Autant qu’il plaira à une "brindille haute comme trois pommes”. Le propriétaire se contentait d'accepter sans réelle conviction à la seule et unique condition que la bête parvienne à sauver son affaire. Néanmoins, le pauvre bougre était loin d’être au courant de quelle pouvait être l’étendue de la faim de son interlocutrice et ignorait quelle méthode le monstre emploierai afin que son prix énoncé devienne une réalité. Un frisson parcourut l’échine d'Antonio lorsqu’il vit le visage de Yuuma être marqué d’un large sourire sinistre. Ses joues et ses fossettes se soulevèrent, donnant l’illusion que même son regard souriait avec malveillance.

-Ainsi-donc nous avons un accord... Yuuma Toutetsu... tout le plaisir est pour moi... keheheh...



Des esprits aigles apparurent à divers endroits du restaurant dès l’instant où les deux individus se serrèrent la main pour s’entendre sur les termes de leur contrat. Les créatures spectrales se mirent à prendre possession de tous les employés qui exaspèrent. Néanmoins, soyez assuré que la gastronomie était entre de bonnes serres, grâce à ses esprits aigles qui sont bien trop fiers. Serveurs et cuisiniers, personne n’est épargné. Un à un, ils se voient nantis d’un regard violacé. Faites donc confiance aux plus arrogants. Tout ce qui est découpé, charcuté, assaisonné avec assurance, est garantit avoir la meilleure fragrance. Tel était cet air de malheur qui embaumait tout en une délicieuse odeur. Un parfum invitant quiconque était affamé à venir jusqu'ici se rassasier.

D’après les esprits qui revenaient vers elle, il y avait des problèmes autres que la nourriture en elle-même. La serveuse passait son temps à voler le peu qu’il y avait dans le pot à pourboires et la caisse. L'accueil était aussi aimable qu’une pierre tombale et le cuisinier était une feignasse qui avait trop peur de la saleté pour songer à nettoyer un minimum sa cuisine. Ou alors… le problème venait tout simplement du propriétaire lui-même qui n’était pas foutu de correctement se faire respecter par ses employés. Tant de problèmes et de petit détail à gérer… et surtout un estomac qui crie famine ! Yuuma n’était pas cuisinière et encore moins psy… Alors la Taotie claqua des doigts et la teinte violacée s'éclipsa du regard de tous les acteurs de cette vaste mascarade. Il y avait quelqu’un, ici présent, qui avait grand besoin d’apprendre à prendre des décisions. La vie est malheureusement faite de choix difficiles.
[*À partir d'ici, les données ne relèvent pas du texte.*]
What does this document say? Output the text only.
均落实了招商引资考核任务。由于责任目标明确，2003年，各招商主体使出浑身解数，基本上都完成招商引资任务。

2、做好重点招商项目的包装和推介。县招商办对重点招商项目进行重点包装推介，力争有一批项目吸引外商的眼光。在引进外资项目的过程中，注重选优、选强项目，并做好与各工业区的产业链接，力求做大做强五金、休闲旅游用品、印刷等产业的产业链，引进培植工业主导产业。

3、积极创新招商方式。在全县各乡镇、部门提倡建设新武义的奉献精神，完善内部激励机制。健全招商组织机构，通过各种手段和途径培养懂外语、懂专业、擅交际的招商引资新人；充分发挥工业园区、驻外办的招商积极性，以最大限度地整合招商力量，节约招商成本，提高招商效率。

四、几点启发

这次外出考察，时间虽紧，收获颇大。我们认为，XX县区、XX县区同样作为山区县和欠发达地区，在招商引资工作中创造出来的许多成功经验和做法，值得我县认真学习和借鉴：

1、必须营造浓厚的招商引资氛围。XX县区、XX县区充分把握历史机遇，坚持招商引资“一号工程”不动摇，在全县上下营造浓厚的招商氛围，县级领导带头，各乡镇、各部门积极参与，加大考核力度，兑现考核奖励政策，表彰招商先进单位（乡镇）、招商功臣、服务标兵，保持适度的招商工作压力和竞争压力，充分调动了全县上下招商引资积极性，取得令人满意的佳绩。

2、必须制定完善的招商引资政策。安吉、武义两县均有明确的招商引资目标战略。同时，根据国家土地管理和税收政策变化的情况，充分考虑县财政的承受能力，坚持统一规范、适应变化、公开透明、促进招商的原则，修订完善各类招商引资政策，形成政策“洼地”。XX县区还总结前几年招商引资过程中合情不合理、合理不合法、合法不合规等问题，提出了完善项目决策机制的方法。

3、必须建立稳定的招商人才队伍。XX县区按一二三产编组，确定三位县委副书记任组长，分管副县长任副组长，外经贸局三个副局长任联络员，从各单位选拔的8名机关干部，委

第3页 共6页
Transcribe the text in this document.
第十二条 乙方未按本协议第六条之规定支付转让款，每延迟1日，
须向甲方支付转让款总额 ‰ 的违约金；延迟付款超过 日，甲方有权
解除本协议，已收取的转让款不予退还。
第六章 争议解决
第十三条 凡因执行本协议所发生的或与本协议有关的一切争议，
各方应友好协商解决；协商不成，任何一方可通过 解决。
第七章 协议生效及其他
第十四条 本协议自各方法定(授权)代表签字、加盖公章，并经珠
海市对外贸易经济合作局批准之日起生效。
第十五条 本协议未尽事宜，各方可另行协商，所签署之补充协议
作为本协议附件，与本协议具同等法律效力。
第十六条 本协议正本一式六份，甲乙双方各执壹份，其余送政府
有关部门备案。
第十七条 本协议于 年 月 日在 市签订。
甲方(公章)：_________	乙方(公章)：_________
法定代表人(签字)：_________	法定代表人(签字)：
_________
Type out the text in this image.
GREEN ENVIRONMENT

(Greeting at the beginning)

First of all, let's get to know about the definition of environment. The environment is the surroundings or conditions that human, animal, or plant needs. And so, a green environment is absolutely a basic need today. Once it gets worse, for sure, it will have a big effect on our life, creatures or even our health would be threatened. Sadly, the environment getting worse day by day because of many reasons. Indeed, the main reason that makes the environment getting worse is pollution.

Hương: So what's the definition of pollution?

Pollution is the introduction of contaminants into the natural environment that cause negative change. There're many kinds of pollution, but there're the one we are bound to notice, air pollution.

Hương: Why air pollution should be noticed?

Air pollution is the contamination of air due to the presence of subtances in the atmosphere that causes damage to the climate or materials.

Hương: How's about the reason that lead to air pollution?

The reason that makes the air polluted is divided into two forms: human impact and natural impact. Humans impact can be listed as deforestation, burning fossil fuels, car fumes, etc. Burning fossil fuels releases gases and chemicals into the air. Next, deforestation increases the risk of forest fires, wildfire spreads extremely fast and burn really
Laissez la fin progresser ou la fortune le combler, c’était à Antonio de choisir son destin. Lui seul étant désormais sous l’influence d’un esprit aigle. Le nouvel Antonio était hautain et arrogant. Rien à voir avec la chiffe molle qu’il était. Et surtout… son côté avare ressortait avec brio. Après tout, on ne construit pas une entreprise sans l’intention derrière de toucher gros…

Inévitablement, quelques têtes perdirent leur emploi tandis que d’autres se firent remonter les bretelles. En voilà un brave petit humain comme on les aime : orgueilleux, avare et conquérant à souhait ! Antonio prenait enfin des décisions qui faisaient sens ! Un grand jour pour le capitalisme ! Quelques jours plus tard, et un petit ravalement de façade plus tard. La réputation de l’établissement, c’était largement amélioré. Hélas, cela ne s'était pas fait sans changer le nom de l'enseigne. Celui-ci étant associé à une gastro expresse dès qu'il parvenait aux oreilles des possibles futurs clients. Puis soyons franc "Chez Antonio"... c'était d'un ringard. “Le festin des Aigles” ça, c’était un nom qui avait de la gueule ! Même s’il était probable que l’idée venait plus de l’esprit animal que l’individu lui-même…

***

Au festin de la Taotie: Un repas infini, table exceptionnelle au mille et un plat agrémentés d'épices et de sel. Enfin de la bonne et délicieuse nourriture ! La bête avalait les plats goulûment sans y laisser la moindre miette. À cet instant, Antonio reprit brièvement ses esprits, debout au milieu d’une salle fourmillant de client qui en avait pour leur argent. Le quarantenaire écarquilla des yeux. Il n’en revenait pas. C’était lui qui avait pris toutes les décisions qui avaient mené à ce résultat-là ?! Et qu’était-il advenu de ses anciens employés ? Combien de temps s'était-il écoulé ? Tant de questions qui furent irrémédiablement balayées lorsqu’il entendit le bruit de la caisse enregistreuse qui n’avait de cesse d’accumuler encore et toujours plus de zénies.  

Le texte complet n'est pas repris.